Я слышу всё и не понимаю ничего. И не могу ни проснуться, ни уснуть.

Он был там? И, что важнее, он ушёл?

***

Я просыпаюсь от того, что мне приподнимают руку, вытаскивая градусник, от слабого, но всё же ощутимого утреннего света и от звука Алечкиного голоса:

– Вроде ничего… Тридцать семь и четыре.

Открываю глаза, щурюсь и пытаюсь найти на тумбочке очки. Примерно с пятой попытки удаётся, и я вижу, что Аля и правда сидит рядом. Выглядит она уставшей: тени залегли под глазами, волосы непричёсанные. Но мне она улыбается.

– Ты нас вчера напугала. Хорошо, что тебе полегче, но я всё равно вызвала врача.

– Прости, – извиняюсь сразу за то, что им пришлось волноваться, и за то, что устроила всей квартире бессонную ночь.

– Ой, да ладно, – Аля недоумённо хмурится. – Впервые вижу, чтобы человек извинялся за болезнь. Лежи, отдыхай. Хочешь чего-нибудь? Водички?

Я вдруг вспоминаю вчерашний вечер и резко сажусь в кровати.

– Он ушёл? Его нет?

– Это сон, – она грустно кивает в такт каким-то своим мыслям. – Не знаю, как сказать… Очень нехороший сон. Тебе было страшно.

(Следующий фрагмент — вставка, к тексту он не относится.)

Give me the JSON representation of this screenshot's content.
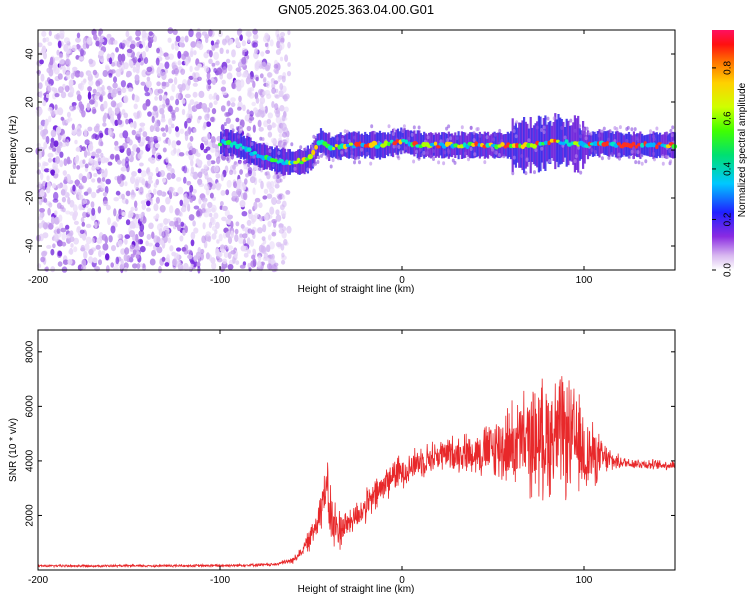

– Было, – соглашаюсь я, разглядывая странные разводы на одеяле. В какой-то момент до меня доходит, что это нитки. Алечка плетёт.

– Ловец? У нас же один висит… – перевожу взгляд на стену у двери и поправляю сама себя:

– Висел.

Аля приподнимает оплетённую основу для ловца, задумчиво разглядывая его. Поправляет паутинку узора, затягивает пару петель потуже. Нити с плавным цветовым переходом от бледно-серого к тёмно-бирюзовому напоминают мне о море. Сюда бы подошли ракушки и перья чаек.

– Когда ловец начинает впускать плохие сны – это значит, что он устал, и нужно его поменять.

О чём-то таком она уже говорила. В тот раз я не придала этому особого

значения.

– Спасибо, – говорю совсем тихо. Тоже за всё: за новый ловец, за то, что просидела со мной до утра, за то, что ей не нужно ничего объяснять.

– Тебе точно больше ничего не хочется?

– Нет… Поспи, пожалуйста. Ты ведь не спала.

– Я досплю, как Инга придёт. Не волнуйся.

Снова ложусь, снимаю очки и опускаю их в нагрудный карман. Как же хорошо просто лежать.

– Аль… А что ты к ловцу подвесишь? Пёрышки?

– Пёрышки, – судя по теплоте в голосе, ей приятно, что я спросила. – Камушек, ракушку, бутылочное стёклышко.

Почему-то мне становится спокойнее. Как будто ловец и правда может защитить меня... Нас. И с этой мыслью легче погружаться в сон.

Но даже во сне я всё ещё вспоминаю.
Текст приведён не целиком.